The Supreme Court on Friday gave Sahara Group chief Subrata Roy a “final chance” to raise Rs 10,000 crore - Rs 5,000 crore in cash and Rs 5,000 crore in bank guarantee - to make part repayment of investors’ money raised by the company in 2008 and 2009, which is also a condition for his and two other directors’ release from custody.

Noting that earlier two attempts by Sahara to raise the money got “aborted”, a bench of Justice TS Tkakur, Justice Anil R Dave and Justice AK Sikri decided to give a last chance as senior counsel Kapil Sibal told the court that they were “hopeful” that their attempt to raise money would succeed and Sahara would be able to comply with the court’s order.

The court recorded the statement of Sibal appearing for Roy that “earlier two attempts have aborted and a final chance be given to discharge its obligation”.

Roy and two other directors Ravi Shankar Dubey and Ashok Roy Choudhary are currently in custody since March 4, 2014, for the failure of group companies SIRECL and SHICL to comply with the apex court’s August 31, 2012 and December 5, 2012 orders to return the investors’ money which in 2012 was Rs.24,000 crore. This amount on account of interest component has increased substantially.

For Sahara’s “final chance” to raise the money, the court extended the communication facilities, including a laptop, to Roy and two other directors from the existing two hours a day to five hours.
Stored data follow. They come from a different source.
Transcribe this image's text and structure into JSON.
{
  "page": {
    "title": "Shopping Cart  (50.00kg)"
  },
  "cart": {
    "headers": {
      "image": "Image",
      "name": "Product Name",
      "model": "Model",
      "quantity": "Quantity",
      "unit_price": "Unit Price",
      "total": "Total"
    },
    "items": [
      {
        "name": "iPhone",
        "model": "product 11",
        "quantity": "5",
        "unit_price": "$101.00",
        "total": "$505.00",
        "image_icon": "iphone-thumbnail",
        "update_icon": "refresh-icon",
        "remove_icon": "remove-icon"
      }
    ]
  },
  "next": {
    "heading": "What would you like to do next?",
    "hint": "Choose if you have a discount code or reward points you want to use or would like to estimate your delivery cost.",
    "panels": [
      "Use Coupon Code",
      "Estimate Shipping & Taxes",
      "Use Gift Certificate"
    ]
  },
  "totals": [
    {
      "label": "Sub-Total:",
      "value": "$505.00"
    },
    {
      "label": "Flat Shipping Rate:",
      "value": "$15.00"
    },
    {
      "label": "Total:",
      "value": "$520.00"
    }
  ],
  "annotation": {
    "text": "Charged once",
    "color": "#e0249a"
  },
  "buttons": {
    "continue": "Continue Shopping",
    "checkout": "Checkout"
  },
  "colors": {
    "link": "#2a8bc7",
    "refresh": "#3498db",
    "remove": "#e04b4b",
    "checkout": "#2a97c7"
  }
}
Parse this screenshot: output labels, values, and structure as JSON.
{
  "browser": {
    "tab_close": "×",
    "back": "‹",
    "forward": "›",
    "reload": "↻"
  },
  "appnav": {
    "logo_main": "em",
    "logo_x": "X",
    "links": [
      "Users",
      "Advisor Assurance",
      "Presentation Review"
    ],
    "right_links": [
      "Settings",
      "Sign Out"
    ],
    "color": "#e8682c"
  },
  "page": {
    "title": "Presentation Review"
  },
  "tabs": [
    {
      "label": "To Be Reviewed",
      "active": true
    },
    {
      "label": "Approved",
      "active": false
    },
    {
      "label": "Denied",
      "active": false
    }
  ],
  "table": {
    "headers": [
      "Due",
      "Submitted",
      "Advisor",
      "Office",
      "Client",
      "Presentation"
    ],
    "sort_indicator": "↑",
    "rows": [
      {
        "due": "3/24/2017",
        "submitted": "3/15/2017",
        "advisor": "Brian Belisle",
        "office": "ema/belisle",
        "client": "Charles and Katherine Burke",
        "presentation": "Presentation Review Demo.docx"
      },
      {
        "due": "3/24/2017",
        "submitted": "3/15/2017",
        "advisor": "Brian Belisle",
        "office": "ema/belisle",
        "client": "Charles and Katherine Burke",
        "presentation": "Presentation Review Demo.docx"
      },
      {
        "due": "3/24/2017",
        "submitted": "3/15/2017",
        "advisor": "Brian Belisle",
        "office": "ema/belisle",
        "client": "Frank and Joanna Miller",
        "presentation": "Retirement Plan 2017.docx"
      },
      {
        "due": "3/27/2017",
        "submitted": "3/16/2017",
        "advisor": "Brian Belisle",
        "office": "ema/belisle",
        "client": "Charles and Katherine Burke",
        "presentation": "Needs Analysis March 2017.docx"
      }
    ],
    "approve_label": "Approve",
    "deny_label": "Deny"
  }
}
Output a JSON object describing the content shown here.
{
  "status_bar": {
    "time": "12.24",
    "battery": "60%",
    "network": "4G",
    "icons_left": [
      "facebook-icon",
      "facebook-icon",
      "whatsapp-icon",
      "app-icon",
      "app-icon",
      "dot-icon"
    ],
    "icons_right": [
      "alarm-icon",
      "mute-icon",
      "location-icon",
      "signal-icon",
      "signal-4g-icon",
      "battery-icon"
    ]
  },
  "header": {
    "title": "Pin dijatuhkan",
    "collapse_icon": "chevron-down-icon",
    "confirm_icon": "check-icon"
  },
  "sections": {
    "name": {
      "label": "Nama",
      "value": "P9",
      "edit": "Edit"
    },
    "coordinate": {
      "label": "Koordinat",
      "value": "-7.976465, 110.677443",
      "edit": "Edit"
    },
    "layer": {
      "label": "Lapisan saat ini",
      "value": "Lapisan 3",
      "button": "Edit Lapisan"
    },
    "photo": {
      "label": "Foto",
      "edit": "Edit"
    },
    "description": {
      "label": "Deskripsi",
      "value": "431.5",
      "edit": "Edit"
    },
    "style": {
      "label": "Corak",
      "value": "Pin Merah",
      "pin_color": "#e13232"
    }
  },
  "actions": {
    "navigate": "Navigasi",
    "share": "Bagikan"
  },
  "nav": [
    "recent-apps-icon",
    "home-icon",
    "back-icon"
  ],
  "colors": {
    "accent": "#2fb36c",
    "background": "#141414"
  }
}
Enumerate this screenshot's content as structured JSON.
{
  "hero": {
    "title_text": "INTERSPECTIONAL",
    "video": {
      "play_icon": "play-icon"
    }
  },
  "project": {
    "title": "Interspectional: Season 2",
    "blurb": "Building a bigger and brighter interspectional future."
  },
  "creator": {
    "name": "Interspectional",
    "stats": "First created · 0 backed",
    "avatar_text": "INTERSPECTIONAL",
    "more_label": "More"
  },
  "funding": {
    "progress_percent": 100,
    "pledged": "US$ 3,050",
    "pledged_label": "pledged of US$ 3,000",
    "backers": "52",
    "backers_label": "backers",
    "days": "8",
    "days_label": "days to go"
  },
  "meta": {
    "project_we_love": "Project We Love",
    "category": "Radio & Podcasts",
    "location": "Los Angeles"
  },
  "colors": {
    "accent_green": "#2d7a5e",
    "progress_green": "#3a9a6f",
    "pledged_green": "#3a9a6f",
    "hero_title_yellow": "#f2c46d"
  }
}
However, it declined their plea for extension of being shifted to the conference hall of the Tihar Jail court complex.

The court directed Sahara to submit the outlines of the current proposal it was negotiating with an off-shore lender to market regulator SEBI and amicus curiae Shekhar Naphade so that they could examine its seriousness and if it was worth pushing. It asked Sahara to extend full co-operation to the SEBI and Naphade and give any clarification they may seek.

Noting that earlier two attempts by Sahara to raise the money had failed, the court said: “We are also thinking of appointing a receiver to auction Sahara assets to raise the money in a transparent manner.”

After all, the orders of the court have to be taken to a logical conclusion, the court observed saying that a person should not remain in custody indefinitely and it was also not good for the system.

Urging the court not to embark on such a course, Sibal said: “Please don’t do that. If my hands and feet are tied, how can I walk? Give me that little time. The real estate market is in doldrums and has collapsed. I must get a fair price, satisfy the court and also not be taken for a ride.”

Observing that Sibal “appeared to be hopeful”, the court, however, indicated that if a third attempt also fails, then the court will embark on appointing a receiver to secure the compliance of its order.

At the outset, Sibal contested the Reserve Bank of India’s contention raised in the court on February 24 on Sahara India Financial Corporation Ltd, wrongly giving the proceeds of FDs, bonds and securities to the tune of Rs.484.67 crore to its partnership firm Sahara India instead of depositing in the “SEBI Sahara Refund Account” as directed by the court, contending these were not covered by the court order restraining Sahara from alienating any of its assets.

Asking SEBI to respond to the submission by Sahara, the court fixed March 23 for further hearing of the matter.